There are fifty two weeks in a year and fifty-four Torah portions. When you toss in the inevitable holy days that fall on Shabbat and require special Torah readings, it is inevitable that on some Shabbatot you end up doubling up and reading two Parshiyyot. In addition, because we celebrate most holy days for only one day (with the exception of Rosh Hashanah) and in Galut they observe two days (change in verb intentional), the amount of twinning is greater there than here. In addition, sometimes this situation puts the Exile out of sync with Eretz Yisrael. This week, for example, we are reading Huqqat, while in Hutz La-Aretz they're back at Korach. Things will even out next week when the exiles double up and combine Huqqat with Balaq.
This brings me to my point. Why wait until next week? Why not combine Korach with Huqqat? In fact, I saw somewhere that there was an old practice to do just that? I, personally, would be in favor of such a switch.
Why, you may ask?
The answer is that both are about intellectual humility. As the Rov זצ"ל taught us, Korach's sin lay in his intellectual arrogance. He set himself up as judge and arbiter of the logic, value and justice of God and His Torah. In truly demagogic form, he inveighed against the Torah because it goes against 'Common Sense.' His sin lay in a deadly combination of Intellectual Narcissism and Cognitive Egocentrism.
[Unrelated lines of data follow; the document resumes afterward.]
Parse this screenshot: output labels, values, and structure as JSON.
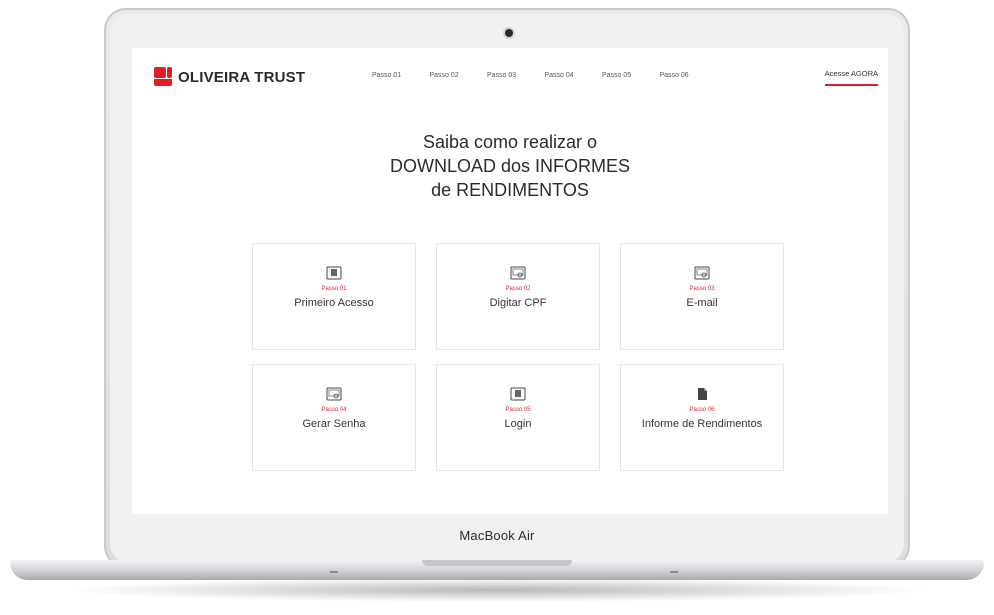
{
  "device": {
    "label": "MacBook Air"
  },
  "header": {
    "brand": "OLIVEIRA TRUST",
    "nav": [
      "Passo 01",
      "Passo 02",
      "Passo 03",
      "Passo 04",
      "Passo 05",
      "Passo 06"
    ],
    "access": "Acesse AGORA"
  },
  "hero": {
    "line1": "Saiba como realizar o",
    "line2": "DOWNLOAD dos INFORMES",
    "line3": "de RENDIMENTOS"
  },
  "steps": [
    {
      "step": "Passo 01",
      "label": "Primeiro Acesso",
      "icon": "monitor-icon"
    },
    {
      "step": "Passo 02",
      "label": "Digitar CPF",
      "icon": "screen-search-icon"
    },
    {
      "step": "Passo 03",
      "label": "E-mail",
      "icon": "screen-search-icon"
    },
    {
      "step": "Passo 04",
      "label": "Gerar Senha",
      "icon": "screen-search-icon"
    },
    {
      "step": "Passo 05",
      "label": "Login",
      "icon": "monitor-icon"
    },
    {
      "step": "Passo 06",
      "label": "Informe de Rendimentos",
      "icon": "document-icon"
    }
  ],
  "colors": {
    "accent": "#e21d28",
    "text": "#333333",
    "border": "#e6e6e6"
  }
}
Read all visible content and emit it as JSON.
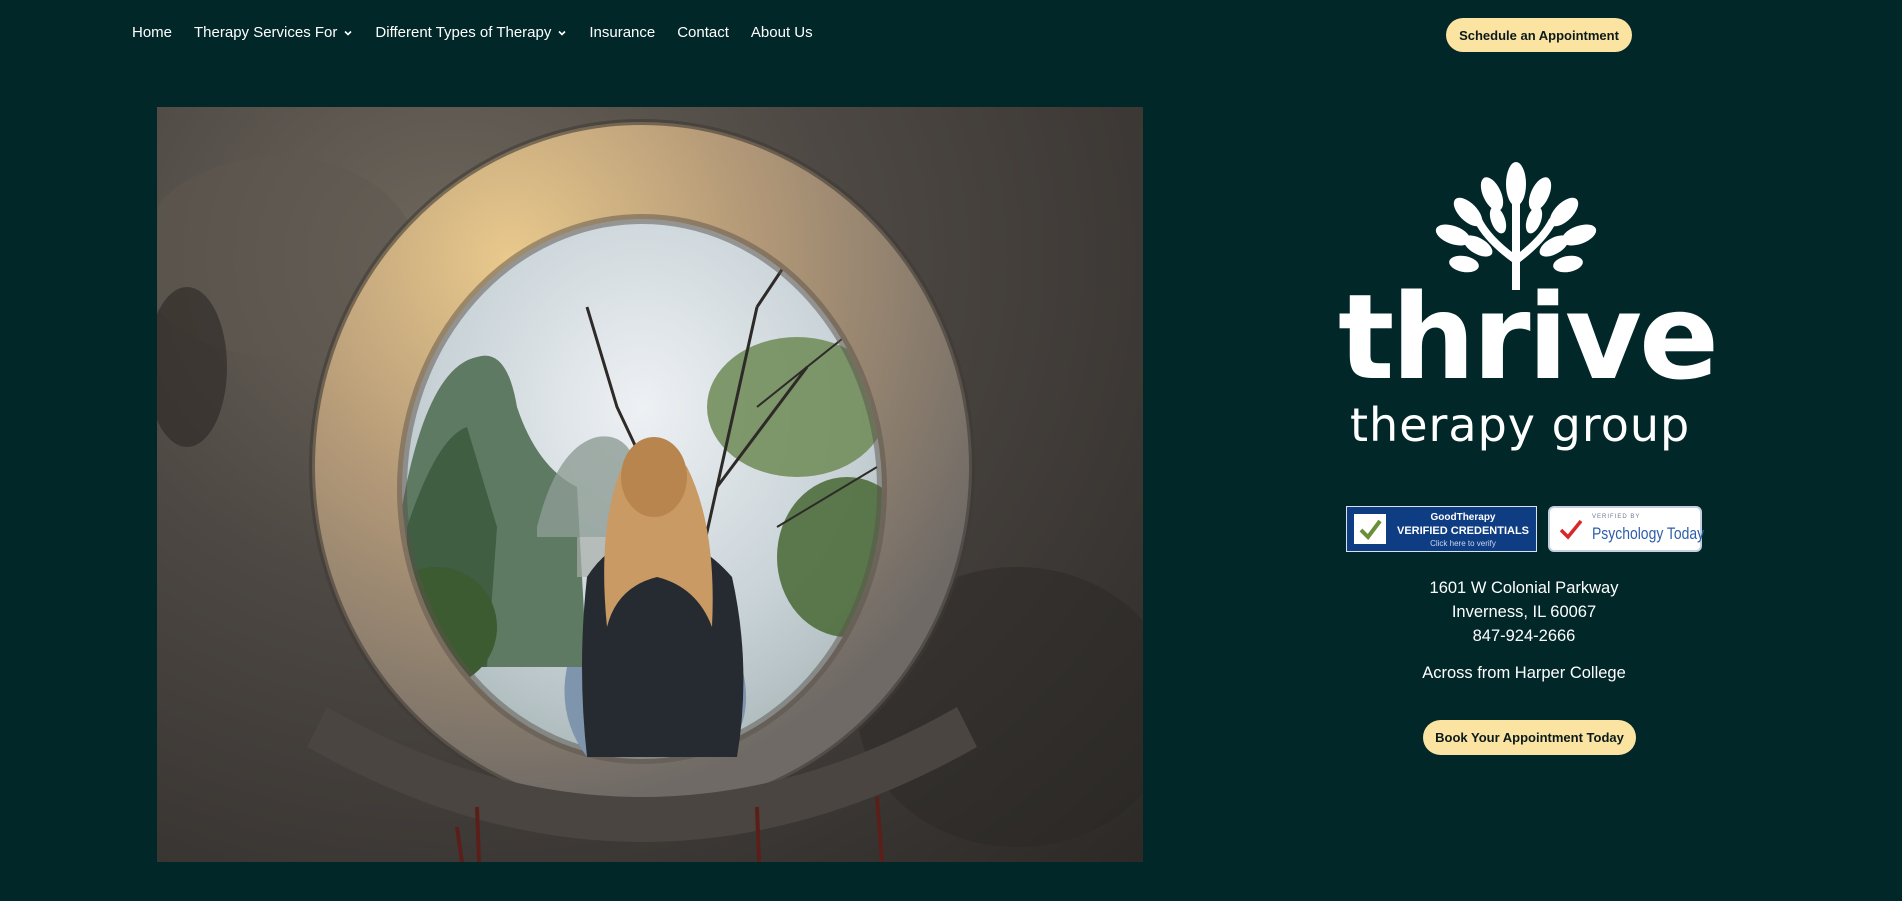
{
  "nav": {
    "items": [
      {
        "label": "Home",
        "dropdown": false
      },
      {
        "label": "Therapy Services For",
        "dropdown": true
      },
      {
        "label": "Different Types of Therapy",
        "dropdown": true
      },
      {
        "label": "Insurance",
        "dropdown": false
      },
      {
        "label": "Contact",
        "dropdown": false
      },
      {
        "label": "About Us",
        "dropdown": false
      }
    ],
    "cta_label": "Schedule an Appointment"
  },
  "brand": {
    "name": "thrive",
    "tagline": "therapy group"
  },
  "badges": {
    "goodtherapy": {
      "brand": "GoodTherapy",
      "title": "VERIFIED CREDENTIALS",
      "subtitle": "Click here to verify"
    },
    "psychology_today": {
      "pretitle": "VERIFIED BY",
      "title": "Psychology Today"
    }
  },
  "contact": {
    "street": "1601 W Colonial Parkway",
    "city": "Inverness, IL 60067",
    "phone": "847-924-2666",
    "landmark": "Across from Harper College"
  },
  "book_cta_label": "Book Your Appointment Today",
  "colors": {
    "background": "#012729",
    "cta": "#fbe3a1",
    "text": "#ffffff"
  }
}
Both are insidious forms of self-worship, and result inevitably in Idolatry.
Huqqat is the direct response to Korach. The much maligned, enigmatic, 'Red Heifer' (Parah Adumah) is the embodiment of the need for inellectual humility. This is where polar opposites coincide, where parallels meet: Tumah and Taharah, Life and Death, Sacred and Profane. The coincidence of opposites is beyond human ken, an intellectual black hole that is no less true for its elusiveness. The Parah Adumah requires of man that he submit to the superiority of Divine logic. There are, it teaches, places where he cannot go. All he can do is surrender.
On the other hand, the encounter with the Parah Adumah is also liberating. In his commentary to the piyyut for Parshat Parah, the twelfth century German scholar R. Ephraim of Bonn connects the lesson of the Parah Adumah with the oft-cited statement in Midrash Tehillim
(מדרש תהלים (בובר) מזמור יב ד"ה [ד] אמרות) that every disputed law in the Torah has 49 valid arguments for each position. When Moses asked about this, God replies: אמר ליה אחרי רבים להטות.
Or, as R. Yom Tov Al-Isbili (ריטב"א) puts it in his comments on Eruvin 13b: ואמר שיהא זה מסור לחכמי ישראל שבכל דור ודור ויהיה הכרעה כמותם . In other words, submission to the higher logic of Heaven, actually allows for greater intellectual and spiritual freedom (within the clearly delineated boundaries laid down by the Torah).
Korach wanted freedom from Torah. Huqqat teaches what R. Meir would pithily state 1300 years later (Avot 6, 2): שאין לך בן חורין אלא מי שעוסק בתלמוד תורה.